Before I get into my own portending, let me offer up a bundle of caveats. This was an extremely low-turnout special election for a vacated congressional seat that will once again be up for grabs this November. The lines of the district will be significantly different in a few months — Flores won over an electorate that Joe Biden won by four points back in 2020. In November, Flores will be in the odd position of being a near-five-month incumbent running in a newly drawn district that, had it existed in 2020, Biden would have won by 15.5 points. This is presumably why Monica Robinson, a spokesperson for the Democratic Congressional Campaign Committee (D.C.C.C.), dismissed Flores’s victory as a “rental” seat.
So we can and should throw some cold water on the grand claims about what this electoral result means for the future of the Republican Party. Flores’s campaign outraised that of her Democratic opponent Dan Sanchez by a 16-to-1 margin. It also spent more than $1 million on television ads. The imbalance in spending and resources was so extreme that after the results had come in, Sanchez’s campaign manager said in a statement, “The D.C.C.C., D.N.C. and other associated national committees have failed at their single purpose of existence: winning elections.”
I think it’s perfectly fair to take Robinson and the D.C.C.C. at their word when they say that they did not think it was worth expending too much effort on a seat that will almost certainly swing back to Democrats at the start of 2023. What seems far more interesting to me is why the G.O.P. put so much effort into securing Flores’s victory. Why did they care?

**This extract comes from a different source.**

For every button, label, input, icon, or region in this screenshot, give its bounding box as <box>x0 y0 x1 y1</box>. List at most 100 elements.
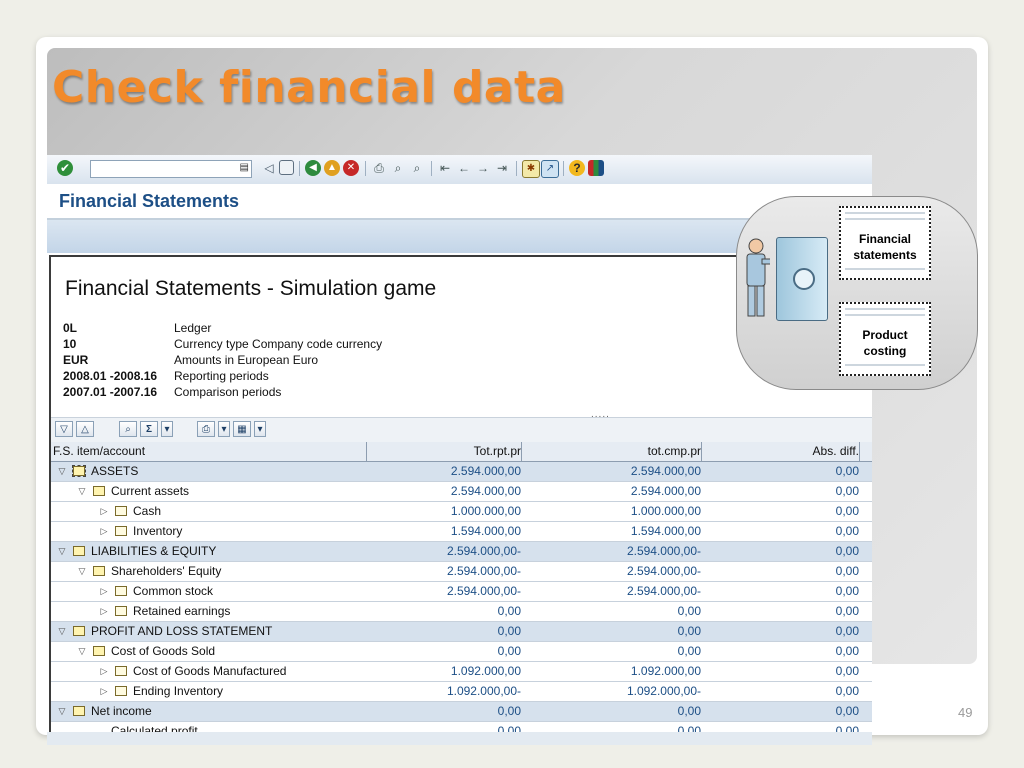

The simple answer is that since the 2020 general election showed surprising gains for the G.O.P. among Latino voters, especially in Florida and the Rio Grande Valley, Republicans have spent a considerable amount of time and money to turn what ultimately might have been an electoral blip into a national reality. They wanted Mayra Flores to win because it’s good for Republicans to show that they can win seats in districts like this one, with an 85 percent Latino population.